ISLAMABAD: The Federal Tax Ombudsman (FTO) has issued a stern warning over critical vulnerabilities in the Federal Board of Revenue’s (FBR) IT infrastructure, highlighting the system’s susceptibility to cyberattacks, unauthorized transactions, and data manipulation.
According to the FTO order released on Friday, the system appears to be under the control of cybercriminals, who can operate without leaving a trace. The repeated hacking of a taxpayer’s ID password, most recently in July 2025, underscores potential insider involvement, particularly from the Pakistan Revenue Automation Limited (PRAL).
The FTO report identified severe weaknesses, including compromised data integrity, weak internal controls, inadequate safeguards against tax fraud, lack of system alerts for unusual activity, and unauthorized changes in taxpayer profiles to facilitate fake transactions. Evidence also suggests possible collusion between taxpayers and FBR/PRAL employees.
To address the issue, the FBR will direct Chief Commissioners and Commissioners of Regional Tax Offices in Lahore, Karachi, Gujranwala, Peshawar, Multan, Islamabad, Quetta, and Sialkot to initiate legal proceedings against those benefiting from tax fraud. The instructions follow the Sales Tax General Order No.12 of 2023, which outlines procedures to tackle fake invoices and fraudulent transactions.
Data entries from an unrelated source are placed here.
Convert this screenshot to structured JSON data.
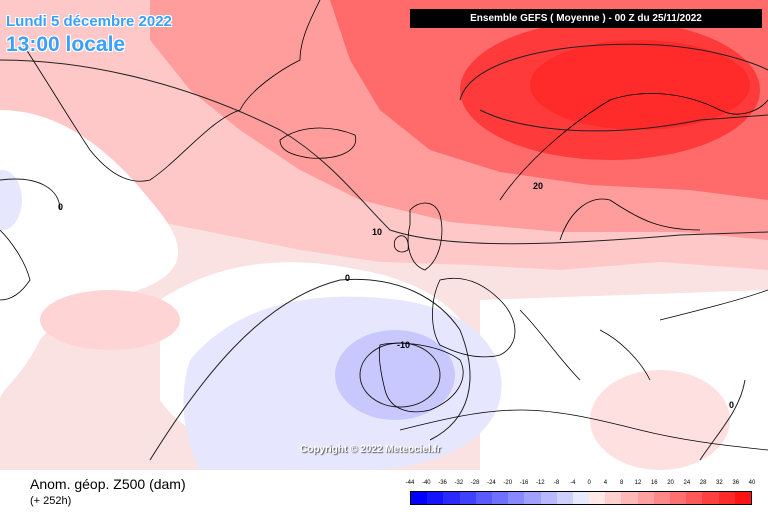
{
  "header": {
    "date": "Lundi 5 décembre 2022",
    "local_time": "13:00 locale",
    "model_info": "Ensemble GEFS  ( Moyenne )  - 00 Z du 25/11/2022"
  },
  "copyright": "Copyright © 2022 Meteociel.fr",
  "footer": {
    "field": "Anom. géop. Z500 (dam)",
    "lead": "(+ 252h)"
  },
  "contour_labels": [
    "20",
    "10",
    "0",
    "0",
    "-10",
    "0"
  ],
  "colors": {
    "strong_positive": "#ff3333",
    "positive": "#ff9999",
    "weak_positive": "#ffe0e0",
    "neutral": "#ffffff",
    "weak_negative": "#e4e4ff",
    "negative": "#c4c4ff"
  },
  "scale": {
    "labels": [
      "-44",
      "-40",
      "-36",
      "-32",
      "-28",
      "-24",
      "-20",
      "-16",
      "-12",
      "-8",
      "-4",
      "0",
      "4",
      "8",
      "12",
      "16",
      "20",
      "24",
      "28",
      "32",
      "36",
      "40"
    ],
    "colors": [
      "#0000ff",
      "#1414ff",
      "#2a2aff",
      "#4040ff",
      "#5a5aff",
      "#7070ff",
      "#8888ff",
      "#a0a0ff",
      "#b8b8ff",
      "#d0d0ff",
      "#e8e8ff",
      "#ffe8e8",
      "#ffd0d0",
      "#ffb8b8",
      "#ffa0a0",
      "#ff8888",
      "#ff7070",
      "#ff5a5a",
      "#ff4040",
      "#ff2a2a",
      "#ff1414"
    ]
  }
}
The FTO also called for intensified efforts by the Director General of I&I-IR and the DG IT to apprehend masterminds, including Shiraz Ahmed and Niaz Ahmed, and any other cybercriminals, including potential insiders from PRAL. Measures will also be taken to stop the continuous hacking of the complainant’s ID so business operations can resume normally.
The FBR has been directed to submit a detailed report within 60 days to the FTO on actions taken to secure the system and prevent further breaches.